When a model is applied to data, the output will generally have a header with the format:

ID<TAB>GOLD<TAB>${label_1_name}<TAB>${label_2_name}<TAB>...

and lines with the corresponding format:

${doc_id}<TAB>${gold_label_name}<TAB>${label_1_prob}<TAB>${label_2_prob}<TAB>...

where probabilities are represented as natural logarithms.

The remainder of this document describes the implemented models, most of which have a corresponding command that stack will have installed. The library aims to be parametric over the sequence types, and most commands allow users to specify whether to consider bytes, unicode characters, or whitespace-delimited tokens.

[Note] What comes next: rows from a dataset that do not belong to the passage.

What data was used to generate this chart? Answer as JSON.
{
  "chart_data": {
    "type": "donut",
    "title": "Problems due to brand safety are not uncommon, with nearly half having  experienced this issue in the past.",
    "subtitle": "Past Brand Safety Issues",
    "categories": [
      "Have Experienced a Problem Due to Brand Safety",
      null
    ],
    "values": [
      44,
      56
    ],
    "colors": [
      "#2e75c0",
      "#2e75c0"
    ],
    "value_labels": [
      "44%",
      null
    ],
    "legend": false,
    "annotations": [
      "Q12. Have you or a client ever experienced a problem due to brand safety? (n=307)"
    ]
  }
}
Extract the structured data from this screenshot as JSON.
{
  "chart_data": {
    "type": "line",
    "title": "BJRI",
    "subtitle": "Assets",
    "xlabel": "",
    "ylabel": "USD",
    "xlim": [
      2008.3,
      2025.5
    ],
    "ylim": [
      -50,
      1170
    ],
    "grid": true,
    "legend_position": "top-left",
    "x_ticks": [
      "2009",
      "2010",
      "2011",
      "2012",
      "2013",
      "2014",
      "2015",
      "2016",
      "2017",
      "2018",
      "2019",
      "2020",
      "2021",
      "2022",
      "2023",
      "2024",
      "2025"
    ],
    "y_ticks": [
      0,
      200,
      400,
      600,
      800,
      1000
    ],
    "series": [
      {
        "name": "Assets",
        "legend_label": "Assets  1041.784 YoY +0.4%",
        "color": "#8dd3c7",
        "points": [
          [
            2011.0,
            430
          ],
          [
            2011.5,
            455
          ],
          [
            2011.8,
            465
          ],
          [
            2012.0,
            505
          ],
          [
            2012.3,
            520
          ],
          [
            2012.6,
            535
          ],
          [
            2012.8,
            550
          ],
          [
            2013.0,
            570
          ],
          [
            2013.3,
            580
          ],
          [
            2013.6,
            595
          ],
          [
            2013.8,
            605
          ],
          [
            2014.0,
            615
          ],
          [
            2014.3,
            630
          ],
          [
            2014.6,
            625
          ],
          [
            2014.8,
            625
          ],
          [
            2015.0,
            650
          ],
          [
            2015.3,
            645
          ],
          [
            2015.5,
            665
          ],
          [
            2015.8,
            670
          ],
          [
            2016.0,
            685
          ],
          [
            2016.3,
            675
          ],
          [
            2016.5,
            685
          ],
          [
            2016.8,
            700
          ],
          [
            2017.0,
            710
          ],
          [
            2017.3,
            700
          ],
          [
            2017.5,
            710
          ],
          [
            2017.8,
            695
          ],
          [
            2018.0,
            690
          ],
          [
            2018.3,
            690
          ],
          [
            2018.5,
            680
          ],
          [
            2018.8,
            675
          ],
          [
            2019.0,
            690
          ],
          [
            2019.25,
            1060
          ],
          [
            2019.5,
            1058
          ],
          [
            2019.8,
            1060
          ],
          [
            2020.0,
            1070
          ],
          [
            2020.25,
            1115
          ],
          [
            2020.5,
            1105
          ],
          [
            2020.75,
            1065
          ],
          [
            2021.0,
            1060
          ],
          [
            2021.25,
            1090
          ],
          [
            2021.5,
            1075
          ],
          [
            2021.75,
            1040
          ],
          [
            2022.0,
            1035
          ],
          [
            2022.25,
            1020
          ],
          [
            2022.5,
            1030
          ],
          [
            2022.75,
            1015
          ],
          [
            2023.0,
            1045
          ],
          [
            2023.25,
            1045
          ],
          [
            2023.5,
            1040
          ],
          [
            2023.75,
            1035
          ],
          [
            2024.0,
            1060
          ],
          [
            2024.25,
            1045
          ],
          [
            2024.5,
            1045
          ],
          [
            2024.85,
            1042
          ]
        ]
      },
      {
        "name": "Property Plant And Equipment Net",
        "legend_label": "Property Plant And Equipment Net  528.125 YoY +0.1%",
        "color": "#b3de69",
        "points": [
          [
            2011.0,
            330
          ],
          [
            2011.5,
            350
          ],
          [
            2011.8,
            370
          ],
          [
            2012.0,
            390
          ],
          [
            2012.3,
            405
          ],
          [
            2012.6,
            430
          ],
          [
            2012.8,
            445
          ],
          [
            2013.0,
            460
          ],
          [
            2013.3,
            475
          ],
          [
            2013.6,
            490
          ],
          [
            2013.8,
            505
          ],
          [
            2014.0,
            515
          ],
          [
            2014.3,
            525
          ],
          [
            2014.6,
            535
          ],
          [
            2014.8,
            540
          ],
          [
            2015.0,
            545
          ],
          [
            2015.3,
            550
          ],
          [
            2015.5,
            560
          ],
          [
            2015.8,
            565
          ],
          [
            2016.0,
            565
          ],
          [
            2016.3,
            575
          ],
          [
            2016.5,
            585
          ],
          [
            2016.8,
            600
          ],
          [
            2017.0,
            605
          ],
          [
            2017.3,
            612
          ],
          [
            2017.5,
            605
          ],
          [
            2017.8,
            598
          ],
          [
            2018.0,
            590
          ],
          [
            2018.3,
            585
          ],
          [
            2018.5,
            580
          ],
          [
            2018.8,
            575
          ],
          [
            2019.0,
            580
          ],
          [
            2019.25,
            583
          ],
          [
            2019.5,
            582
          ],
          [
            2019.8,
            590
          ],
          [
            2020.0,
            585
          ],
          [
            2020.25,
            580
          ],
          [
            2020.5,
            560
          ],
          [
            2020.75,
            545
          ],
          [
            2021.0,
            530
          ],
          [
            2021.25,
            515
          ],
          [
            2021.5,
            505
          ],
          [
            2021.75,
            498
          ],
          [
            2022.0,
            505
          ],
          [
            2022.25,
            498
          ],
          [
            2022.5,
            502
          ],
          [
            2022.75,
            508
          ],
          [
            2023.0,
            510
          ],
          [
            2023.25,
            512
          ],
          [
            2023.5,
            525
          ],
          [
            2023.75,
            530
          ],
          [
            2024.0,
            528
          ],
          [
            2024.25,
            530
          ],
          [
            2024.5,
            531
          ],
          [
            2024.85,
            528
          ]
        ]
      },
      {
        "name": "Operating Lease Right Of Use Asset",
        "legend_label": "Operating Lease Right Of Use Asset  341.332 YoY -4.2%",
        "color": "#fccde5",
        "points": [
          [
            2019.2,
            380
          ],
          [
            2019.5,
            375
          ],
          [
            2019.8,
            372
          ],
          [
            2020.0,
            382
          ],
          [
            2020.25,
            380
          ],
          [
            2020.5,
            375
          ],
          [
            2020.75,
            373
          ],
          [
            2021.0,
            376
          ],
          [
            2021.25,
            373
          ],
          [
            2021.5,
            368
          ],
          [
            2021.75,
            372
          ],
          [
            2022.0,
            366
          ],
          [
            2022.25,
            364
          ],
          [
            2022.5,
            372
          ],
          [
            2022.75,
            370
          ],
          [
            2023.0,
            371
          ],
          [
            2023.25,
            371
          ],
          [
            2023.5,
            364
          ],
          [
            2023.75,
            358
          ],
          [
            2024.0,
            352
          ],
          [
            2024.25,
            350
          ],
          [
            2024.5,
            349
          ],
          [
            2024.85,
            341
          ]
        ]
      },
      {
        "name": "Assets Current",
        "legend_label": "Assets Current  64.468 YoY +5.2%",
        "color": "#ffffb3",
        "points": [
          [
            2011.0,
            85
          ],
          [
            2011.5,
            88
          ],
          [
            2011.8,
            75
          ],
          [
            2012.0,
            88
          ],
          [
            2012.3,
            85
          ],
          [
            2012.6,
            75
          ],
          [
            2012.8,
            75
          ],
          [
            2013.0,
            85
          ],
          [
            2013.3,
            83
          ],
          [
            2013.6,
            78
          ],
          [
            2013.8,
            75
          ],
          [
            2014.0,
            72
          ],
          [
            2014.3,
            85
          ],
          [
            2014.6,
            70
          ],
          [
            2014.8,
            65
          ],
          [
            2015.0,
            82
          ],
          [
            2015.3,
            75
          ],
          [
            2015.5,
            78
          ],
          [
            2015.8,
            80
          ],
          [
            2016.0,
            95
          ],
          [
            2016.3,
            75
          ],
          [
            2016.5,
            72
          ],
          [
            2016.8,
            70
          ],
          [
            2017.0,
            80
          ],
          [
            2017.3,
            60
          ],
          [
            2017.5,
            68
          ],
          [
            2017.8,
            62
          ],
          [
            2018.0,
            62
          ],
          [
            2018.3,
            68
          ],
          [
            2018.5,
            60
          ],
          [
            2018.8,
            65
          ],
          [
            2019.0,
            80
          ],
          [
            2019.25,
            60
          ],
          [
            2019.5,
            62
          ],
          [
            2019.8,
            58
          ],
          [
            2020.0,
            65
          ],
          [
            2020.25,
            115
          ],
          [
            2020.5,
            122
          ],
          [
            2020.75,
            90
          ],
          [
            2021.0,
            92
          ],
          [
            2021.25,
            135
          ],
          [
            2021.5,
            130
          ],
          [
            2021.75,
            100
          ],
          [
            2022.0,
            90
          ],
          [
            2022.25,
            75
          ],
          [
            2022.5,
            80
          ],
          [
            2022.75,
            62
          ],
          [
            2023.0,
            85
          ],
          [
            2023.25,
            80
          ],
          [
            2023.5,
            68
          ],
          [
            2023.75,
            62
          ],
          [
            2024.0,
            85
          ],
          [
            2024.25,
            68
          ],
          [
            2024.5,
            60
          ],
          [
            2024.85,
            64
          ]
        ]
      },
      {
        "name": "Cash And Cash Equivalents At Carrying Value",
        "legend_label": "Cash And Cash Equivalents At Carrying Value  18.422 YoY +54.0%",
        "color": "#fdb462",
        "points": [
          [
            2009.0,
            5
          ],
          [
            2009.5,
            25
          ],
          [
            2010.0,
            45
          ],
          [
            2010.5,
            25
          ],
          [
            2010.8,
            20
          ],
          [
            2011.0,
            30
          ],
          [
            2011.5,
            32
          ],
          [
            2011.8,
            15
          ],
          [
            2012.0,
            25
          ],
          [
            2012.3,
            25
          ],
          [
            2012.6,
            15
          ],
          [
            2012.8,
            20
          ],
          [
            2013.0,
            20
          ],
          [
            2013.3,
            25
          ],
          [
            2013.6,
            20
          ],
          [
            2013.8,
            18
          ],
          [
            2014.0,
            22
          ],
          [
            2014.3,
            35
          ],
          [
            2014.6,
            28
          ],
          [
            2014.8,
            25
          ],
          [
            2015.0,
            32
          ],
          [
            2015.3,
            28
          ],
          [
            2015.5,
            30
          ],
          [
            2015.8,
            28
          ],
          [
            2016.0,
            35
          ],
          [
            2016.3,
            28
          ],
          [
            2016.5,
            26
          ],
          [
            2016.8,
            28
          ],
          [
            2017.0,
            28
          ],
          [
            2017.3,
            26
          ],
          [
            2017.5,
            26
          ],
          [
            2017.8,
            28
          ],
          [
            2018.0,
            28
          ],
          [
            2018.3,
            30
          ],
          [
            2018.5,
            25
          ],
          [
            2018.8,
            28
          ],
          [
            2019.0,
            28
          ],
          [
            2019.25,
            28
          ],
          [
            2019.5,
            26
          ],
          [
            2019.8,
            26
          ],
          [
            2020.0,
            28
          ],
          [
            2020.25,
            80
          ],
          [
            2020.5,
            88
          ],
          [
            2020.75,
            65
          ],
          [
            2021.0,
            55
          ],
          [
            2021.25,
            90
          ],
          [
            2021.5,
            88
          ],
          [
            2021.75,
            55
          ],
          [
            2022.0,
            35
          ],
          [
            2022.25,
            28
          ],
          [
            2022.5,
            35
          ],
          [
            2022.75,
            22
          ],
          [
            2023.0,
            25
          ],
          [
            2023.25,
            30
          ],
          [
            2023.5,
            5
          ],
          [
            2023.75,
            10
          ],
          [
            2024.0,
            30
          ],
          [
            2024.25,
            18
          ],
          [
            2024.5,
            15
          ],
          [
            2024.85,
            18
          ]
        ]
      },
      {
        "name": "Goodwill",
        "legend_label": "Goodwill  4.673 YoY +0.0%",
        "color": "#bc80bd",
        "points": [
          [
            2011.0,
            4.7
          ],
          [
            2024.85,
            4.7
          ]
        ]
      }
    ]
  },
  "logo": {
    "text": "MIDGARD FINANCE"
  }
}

Prediction by Partial Matching

PPM is essentially an n-gram model with a particular backoff logic that can't quite be reduced to more widespread approaches to smoothing, but empirically tends to outperform them on short documents. To create a PPM model, run:

sh> ppm train --train train.txt --dev dev.txt --n 4 --modelFile model.gz
Dev accuracy: 0.8566666666666667

The model can then be applied to new data:

sh> ppm apply --test test.txt --modelFile model.gz --n 4 --scoresFile scores.txt

The value of --n can also be less than the model size, which will run a bit faster, and (perhaps) less tuned to the original training data.